Die Gesuchsgegnerin rügt in ihrer Berufung ausschliesslich, dass die Nichteinhaltung der Kündigungsfrist zur Ungültigkeit der Kündigung hätte führen müssen und nicht hätte "umgedeutet (konvertiert)" werden dürfen. Die Vorinstanz, so die Gesuchsgegnerin, stützte ihre Auffassung allein auf eine Kommentarstelle. Sie setze sich nicht mit der Frage auseinander, ob die für die ordentliche Kündigung entwickelte Konversionsregel überhaupt auf den ausserordentlichen Kündigungstatbestand des Art. 257d OR mit seinen eigenen, abschliessenden Fristregeln anwendbar sei. Würde man die Konversion zulassen, könnte sich der Vermieter über die zwingenden Schutzfristen des Art. 257d OR hinwegsetzen und den Mieter durch eine verfrühte, fristwidrige Kündigung in einen Schwebezustand versetzen, der mit dem Schutzzweck der Norm unvereinbar sei. Die Frist- und Terminvorgaben des Art. 257d OR seien zwingend und dienten dem Schutz des Mieters, dem vor dem definitiven Verlust des Mietobjekts eine letzte, gesetzlich vorgegebene Zahlungs- und Reaktionsfrist gewährt werden solle. Zumindest aber sei die Rechtslage nicht liquide im Sinne von Art. 257 ZPO (act. 1 Rz 3-8).

3.

Das Berufungsgericht hat sich – abgesehen von offensichtlichen Mängeln – grundsätzlich auf die Beurteilung der in der schriftlichen Begründung gegen das erstinstanzliche Urteil erhobenen Beanstandungen zu beschränken (BGE 147 III 176 E. 4.2.1; Urteil des Bundesgerichts 4A_194/2024 vom 11. Oktober 2024 E. 4.2.2.2;4A_258/2024 vom 24. Mai 2024 E. 2.2). Vorliegend ist somit einzig zu prüfen, ob die (analoge) Anwendung von Art. 266a Abs. 2 OR bei Zahlungsverzugskündigungen zulässig ist und ob die Rechtslage diesbezüglich klar ist im Sinne von Art. 257 ZPO. Die weiteren Voraussetzungen für die Kündigung sowie die Folgen (namentlich die Frist für die Räumung) blieben unangefochten.

4.

Die Art. 266 sowie 266a-266o OR stehen unter dem Titel "Beendigung des Mietverhältnisses" und die Art. 266a-226f OR unter dem Untertitel "Kündigungsfristen und -termine". Gemäss Art. 266a Abs. 1 OR können die Parteien das unbefristete Mietverhältnis unter Einhaltung der gesetzlichen Fristen und Termine kündigen, sofern sie keine längere Frist oder keinen anderen Termin vereinbart haben.

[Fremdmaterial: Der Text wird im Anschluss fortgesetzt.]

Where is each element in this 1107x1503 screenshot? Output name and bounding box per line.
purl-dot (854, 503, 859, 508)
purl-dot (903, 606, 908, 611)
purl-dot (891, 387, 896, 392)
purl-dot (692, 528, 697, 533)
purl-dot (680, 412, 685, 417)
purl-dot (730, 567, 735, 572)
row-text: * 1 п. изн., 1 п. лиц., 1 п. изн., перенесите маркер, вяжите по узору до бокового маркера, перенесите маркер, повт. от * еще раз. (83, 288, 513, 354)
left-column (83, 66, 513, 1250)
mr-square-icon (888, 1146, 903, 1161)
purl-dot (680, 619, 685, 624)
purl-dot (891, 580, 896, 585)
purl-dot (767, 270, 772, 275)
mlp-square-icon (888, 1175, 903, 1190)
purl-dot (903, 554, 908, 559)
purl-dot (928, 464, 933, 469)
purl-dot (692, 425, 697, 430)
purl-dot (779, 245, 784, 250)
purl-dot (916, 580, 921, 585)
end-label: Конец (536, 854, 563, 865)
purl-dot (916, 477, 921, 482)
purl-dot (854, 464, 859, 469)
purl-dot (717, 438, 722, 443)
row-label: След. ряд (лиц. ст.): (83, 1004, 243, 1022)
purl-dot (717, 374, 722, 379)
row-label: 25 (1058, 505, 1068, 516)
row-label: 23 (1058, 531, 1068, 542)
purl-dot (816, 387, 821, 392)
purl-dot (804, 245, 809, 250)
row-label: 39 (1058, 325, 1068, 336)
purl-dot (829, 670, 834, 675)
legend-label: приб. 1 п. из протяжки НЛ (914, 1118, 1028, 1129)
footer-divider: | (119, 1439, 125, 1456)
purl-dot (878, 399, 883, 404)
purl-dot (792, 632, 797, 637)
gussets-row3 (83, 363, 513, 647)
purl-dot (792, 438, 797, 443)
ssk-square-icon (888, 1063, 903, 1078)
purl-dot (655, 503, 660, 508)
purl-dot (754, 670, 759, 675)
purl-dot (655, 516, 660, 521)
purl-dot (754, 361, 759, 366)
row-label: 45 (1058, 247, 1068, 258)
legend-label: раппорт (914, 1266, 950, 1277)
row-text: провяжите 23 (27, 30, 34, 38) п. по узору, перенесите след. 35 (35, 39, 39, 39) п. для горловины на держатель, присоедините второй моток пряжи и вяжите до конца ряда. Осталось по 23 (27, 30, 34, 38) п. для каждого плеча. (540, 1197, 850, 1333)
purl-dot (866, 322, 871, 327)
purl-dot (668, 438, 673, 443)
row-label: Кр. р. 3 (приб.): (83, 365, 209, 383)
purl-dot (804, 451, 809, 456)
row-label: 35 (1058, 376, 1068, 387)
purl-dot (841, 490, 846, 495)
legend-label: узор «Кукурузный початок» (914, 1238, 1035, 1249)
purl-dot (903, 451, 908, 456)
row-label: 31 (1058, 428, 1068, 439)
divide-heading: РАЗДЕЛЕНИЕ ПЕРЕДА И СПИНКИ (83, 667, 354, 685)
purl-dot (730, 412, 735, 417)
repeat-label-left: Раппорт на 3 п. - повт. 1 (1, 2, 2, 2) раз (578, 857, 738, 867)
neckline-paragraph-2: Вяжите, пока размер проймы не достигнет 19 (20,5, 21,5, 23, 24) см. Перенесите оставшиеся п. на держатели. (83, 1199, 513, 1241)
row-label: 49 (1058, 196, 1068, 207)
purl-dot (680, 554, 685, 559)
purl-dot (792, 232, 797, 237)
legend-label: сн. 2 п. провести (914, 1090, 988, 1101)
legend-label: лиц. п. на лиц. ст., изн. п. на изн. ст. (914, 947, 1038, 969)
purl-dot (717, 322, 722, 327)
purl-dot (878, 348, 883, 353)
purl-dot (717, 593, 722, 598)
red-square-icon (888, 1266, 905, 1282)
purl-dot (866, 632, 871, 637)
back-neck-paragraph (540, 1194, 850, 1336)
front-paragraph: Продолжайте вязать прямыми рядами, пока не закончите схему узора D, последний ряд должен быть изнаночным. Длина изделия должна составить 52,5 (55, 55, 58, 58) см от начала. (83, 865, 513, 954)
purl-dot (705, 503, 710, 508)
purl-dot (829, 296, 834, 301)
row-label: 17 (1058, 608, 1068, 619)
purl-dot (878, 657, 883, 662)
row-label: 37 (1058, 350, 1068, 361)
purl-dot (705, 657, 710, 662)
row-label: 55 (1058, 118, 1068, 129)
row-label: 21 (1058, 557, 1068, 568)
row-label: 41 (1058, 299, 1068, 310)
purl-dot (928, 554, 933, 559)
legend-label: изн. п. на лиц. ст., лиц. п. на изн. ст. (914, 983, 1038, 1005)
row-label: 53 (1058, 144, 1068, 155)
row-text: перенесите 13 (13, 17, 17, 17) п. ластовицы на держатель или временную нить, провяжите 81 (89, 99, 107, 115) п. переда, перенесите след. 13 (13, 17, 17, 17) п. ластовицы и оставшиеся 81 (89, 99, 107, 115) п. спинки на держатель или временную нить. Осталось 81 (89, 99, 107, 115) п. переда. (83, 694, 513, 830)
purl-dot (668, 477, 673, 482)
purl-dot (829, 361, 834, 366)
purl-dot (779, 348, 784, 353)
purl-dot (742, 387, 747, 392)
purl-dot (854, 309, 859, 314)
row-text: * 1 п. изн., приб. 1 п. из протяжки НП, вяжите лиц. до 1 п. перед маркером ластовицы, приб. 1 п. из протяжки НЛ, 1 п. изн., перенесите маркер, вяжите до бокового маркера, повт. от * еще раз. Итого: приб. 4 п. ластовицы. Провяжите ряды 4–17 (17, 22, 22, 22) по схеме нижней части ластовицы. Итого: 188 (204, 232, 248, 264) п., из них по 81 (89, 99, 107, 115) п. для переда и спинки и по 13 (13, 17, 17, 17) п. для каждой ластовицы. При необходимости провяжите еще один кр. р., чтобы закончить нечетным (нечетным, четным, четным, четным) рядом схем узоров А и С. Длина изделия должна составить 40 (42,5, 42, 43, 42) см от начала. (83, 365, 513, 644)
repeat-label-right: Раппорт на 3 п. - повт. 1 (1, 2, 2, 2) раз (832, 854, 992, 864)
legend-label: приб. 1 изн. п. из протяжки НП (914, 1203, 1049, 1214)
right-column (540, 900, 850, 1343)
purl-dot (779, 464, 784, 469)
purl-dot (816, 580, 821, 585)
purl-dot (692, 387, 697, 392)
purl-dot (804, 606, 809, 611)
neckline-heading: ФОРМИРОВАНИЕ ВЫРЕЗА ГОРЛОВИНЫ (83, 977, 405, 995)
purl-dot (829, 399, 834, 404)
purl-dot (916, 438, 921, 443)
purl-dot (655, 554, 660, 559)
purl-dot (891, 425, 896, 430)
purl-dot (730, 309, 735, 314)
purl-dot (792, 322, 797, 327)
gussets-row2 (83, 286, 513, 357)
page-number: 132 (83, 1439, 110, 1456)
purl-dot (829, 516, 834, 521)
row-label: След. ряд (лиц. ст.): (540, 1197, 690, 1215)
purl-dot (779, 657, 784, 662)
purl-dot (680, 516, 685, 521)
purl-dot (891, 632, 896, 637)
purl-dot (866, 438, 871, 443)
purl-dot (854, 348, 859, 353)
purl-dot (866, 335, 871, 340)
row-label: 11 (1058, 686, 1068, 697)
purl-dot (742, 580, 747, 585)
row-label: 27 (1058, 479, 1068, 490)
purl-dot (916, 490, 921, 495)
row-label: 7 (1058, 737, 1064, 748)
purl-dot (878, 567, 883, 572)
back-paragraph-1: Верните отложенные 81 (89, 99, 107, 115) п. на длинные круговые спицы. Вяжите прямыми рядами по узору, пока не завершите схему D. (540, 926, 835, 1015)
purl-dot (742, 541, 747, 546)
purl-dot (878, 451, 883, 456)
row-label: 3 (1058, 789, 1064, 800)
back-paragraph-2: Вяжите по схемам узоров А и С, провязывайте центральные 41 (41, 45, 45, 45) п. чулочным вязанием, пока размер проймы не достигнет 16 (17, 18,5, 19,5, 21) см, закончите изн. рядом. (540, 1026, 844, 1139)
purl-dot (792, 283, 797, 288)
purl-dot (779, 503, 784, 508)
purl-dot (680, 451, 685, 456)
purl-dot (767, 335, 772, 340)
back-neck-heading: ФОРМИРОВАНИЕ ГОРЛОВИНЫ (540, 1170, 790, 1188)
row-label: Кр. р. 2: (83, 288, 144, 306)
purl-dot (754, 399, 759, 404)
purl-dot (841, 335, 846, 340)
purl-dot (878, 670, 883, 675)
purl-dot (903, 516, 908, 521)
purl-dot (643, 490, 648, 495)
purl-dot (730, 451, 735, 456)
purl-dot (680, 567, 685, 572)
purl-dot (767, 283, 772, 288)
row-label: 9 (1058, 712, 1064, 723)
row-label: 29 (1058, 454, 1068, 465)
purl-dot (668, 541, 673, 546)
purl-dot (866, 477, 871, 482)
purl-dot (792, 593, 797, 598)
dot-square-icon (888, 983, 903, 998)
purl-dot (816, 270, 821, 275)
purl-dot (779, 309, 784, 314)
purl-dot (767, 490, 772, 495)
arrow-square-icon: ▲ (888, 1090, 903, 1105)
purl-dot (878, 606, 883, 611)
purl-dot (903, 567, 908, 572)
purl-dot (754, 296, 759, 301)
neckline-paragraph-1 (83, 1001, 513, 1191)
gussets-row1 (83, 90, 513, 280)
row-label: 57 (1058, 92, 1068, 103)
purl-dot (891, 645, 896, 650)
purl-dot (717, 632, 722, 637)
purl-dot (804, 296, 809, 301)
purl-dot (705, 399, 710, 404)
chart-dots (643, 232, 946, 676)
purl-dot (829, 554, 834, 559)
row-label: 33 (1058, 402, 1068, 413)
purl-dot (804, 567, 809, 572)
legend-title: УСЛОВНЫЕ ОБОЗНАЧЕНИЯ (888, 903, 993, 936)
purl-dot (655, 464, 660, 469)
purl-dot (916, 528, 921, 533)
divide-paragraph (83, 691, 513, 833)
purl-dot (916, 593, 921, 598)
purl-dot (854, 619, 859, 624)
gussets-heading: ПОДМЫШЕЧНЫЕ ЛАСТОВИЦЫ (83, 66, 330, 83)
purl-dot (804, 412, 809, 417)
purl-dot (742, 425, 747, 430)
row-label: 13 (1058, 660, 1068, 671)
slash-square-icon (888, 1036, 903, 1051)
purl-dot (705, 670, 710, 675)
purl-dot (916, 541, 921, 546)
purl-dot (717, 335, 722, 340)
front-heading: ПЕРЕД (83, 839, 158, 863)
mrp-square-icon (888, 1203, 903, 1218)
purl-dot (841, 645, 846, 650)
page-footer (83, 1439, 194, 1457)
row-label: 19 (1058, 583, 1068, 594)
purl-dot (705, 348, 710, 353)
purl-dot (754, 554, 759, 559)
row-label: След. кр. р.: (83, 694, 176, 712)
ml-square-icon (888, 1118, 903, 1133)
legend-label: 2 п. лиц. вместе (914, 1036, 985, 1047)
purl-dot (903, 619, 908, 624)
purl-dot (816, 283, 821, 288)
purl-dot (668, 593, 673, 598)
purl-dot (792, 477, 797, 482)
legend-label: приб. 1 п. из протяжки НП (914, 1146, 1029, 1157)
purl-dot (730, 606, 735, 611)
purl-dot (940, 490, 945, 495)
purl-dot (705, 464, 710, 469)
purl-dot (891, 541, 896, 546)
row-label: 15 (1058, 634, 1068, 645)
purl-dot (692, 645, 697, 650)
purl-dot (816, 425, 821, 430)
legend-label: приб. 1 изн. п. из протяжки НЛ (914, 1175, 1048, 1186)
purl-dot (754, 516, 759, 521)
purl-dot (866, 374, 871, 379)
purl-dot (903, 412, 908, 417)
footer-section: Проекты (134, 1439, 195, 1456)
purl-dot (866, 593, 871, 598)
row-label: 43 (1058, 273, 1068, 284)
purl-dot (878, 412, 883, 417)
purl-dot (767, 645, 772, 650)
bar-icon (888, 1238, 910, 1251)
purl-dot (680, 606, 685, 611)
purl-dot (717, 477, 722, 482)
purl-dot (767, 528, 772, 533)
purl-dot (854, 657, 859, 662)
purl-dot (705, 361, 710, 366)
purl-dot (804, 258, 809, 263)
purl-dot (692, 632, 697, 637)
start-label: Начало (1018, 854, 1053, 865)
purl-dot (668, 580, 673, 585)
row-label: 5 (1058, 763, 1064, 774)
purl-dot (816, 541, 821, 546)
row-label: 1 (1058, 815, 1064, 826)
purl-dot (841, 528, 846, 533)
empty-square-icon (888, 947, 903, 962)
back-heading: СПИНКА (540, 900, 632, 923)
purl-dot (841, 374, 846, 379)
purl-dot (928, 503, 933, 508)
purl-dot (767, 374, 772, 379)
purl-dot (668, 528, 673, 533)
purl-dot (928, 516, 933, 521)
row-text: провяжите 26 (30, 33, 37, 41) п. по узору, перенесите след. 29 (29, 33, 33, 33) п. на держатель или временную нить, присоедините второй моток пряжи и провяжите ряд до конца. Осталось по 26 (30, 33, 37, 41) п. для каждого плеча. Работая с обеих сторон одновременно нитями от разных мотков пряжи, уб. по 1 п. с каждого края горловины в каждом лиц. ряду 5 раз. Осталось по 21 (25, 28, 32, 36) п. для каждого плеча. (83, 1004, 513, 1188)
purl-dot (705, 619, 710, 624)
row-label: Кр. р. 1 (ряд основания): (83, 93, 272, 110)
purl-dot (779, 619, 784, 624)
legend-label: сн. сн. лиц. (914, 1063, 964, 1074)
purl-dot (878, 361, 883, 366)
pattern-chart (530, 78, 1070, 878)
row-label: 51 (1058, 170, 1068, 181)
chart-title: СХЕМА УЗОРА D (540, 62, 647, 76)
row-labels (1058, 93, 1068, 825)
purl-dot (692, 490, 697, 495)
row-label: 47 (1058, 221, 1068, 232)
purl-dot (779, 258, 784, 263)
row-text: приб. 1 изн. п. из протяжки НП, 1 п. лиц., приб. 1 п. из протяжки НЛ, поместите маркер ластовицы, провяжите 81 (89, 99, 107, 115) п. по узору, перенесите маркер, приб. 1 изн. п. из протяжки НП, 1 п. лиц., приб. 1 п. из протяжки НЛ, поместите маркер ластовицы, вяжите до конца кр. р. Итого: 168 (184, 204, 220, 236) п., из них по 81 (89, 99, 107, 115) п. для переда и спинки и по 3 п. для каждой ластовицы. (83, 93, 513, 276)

Gemäss Art. 266a Abs. 2 OR gilt die Kündigung für den nächstmöglichen Termin, falls die Parteien die Frist oder den Termin nicht einhalten. Art. 266a OR regelt die Grundsätze der ordentlichen Kündigung der Miete. Nach einhelliger Lehre und Rechtsprechung ist Art. 266a Abs. 2 OR aber genauso bei ausserordentlichen Kündigungen zufolge Zahlungsverzugs nach Art. 257d OR anwendbar, sofern sich der Vermieter nicht an die gesetzlichen Kündigungsfristen und -termine hält: Die Kündigung bleibt diesfalls wirksam, gilt jedoch erst für den nächstmöglichen Termin (vgl. BGE 135 III 441 E. 3.3; Urteil des Bundesgerichts 4A_541/2015 vom 20. Mai 2016 E. 4.2; Bohnet/Dietschy, in: Bohnet/Carron/Montini [Hrsg.], Commentaire Pratique, 3. A. 2026, Art. 266a OR N 45; Brändli, in: Thanei und andere [Hrsg.], Mietrecht für die Praxis, 10. A. 2022, Ziff. 27.1.3 und 27.1.5; Giger, Berner Kommentar, 2015, Art. 257d OR N 85; Higi/ Bühlmann, Zürcher Kommentar, 5. A. 2020, Art. 266a OR N 48; Lachat/Bohnet, Commentaire romand, 3. A. 2021, Art. 257d OR N 9; Reudt, in: SVIT [Hrsg.], Das Schweizerische Mietrecht, 5. A 2025, Art. 257d OR N 46; Tanner, Die Ausweisung des Mieters im Rechtsschutz in klaren Fällen gemäss Art. 257 ZPO unter besonderer Berücksichtigung der ausserordentlichen Kündigungen nach Art. 257d OR und Art. 257f OR, ZZZ 23-24/2010 S. 263 ff., 300; Thanei, in: Thanei und andere [Hrsg.], a.a.O., Ziff. 26.4.2; Weber, Basler Kommentar, 8. A. 2026, Art. 266a OR N 5).

5.

Nach dem Gesagten schloss die Vorinstanz daher zu Recht darauf, dass die Kündigung am nächsten Kündigungstermin, mithin am 31. Mai 2026, wirksam ist. Zutreffend ging die Vorinstanz nicht von einer nichtigen, unwirksamen oder anfechtbaren Kündigung aus. Zu Recht zog sie auch nicht in Erwägung, die ausserordentliche Kündigung in eine ordentliche umzudeuten, bestand doch hierfür kein Anlass. Aus der vorliegenden Kündigung ergab sich gemäss Vertrauensprinzip der klare und bedingungslose Wille der Gesuchstellerin, das Mietverhältnis wegen Zahlungsverzugs auf den nächstmöglichen Kündigungstermin hin aufzulösen. Die Vorinstanz ermittelte den nächstmöglichen Kündigungstermin korrekt und erklärte diesen für massgeblich. Der neue Kündigungstermin ist weder "verfrüht" noch läuft er dem Schutzzweck der Kündigungsfristen und -termine von Art. 257d OR zuwider.

6.

Die Rechtslage ist vorliegend klar. Klares Recht im Sinne von Art. 257 ZPO ist nicht auf Fälle beschränkt, in denen bereits der Gesetzeswortlaut die genaue Bedeutung einer Vorschrift ergibt. Es genügt, wenn – wie vorliegend – die Auslegung nach bewährter Lehre und Überlieferung zu einem eindeutigen Ergebnis führen (vgl. Urteil des Bundesgerichts 4A_480/2023 vom 6. Dezember 2023 E. 3.2.2; BGE 141 III 23 E. 3.2; Hofmann, Basler Kommentar, 4. A. 2024, Art. 257 ZPO N 11).

7.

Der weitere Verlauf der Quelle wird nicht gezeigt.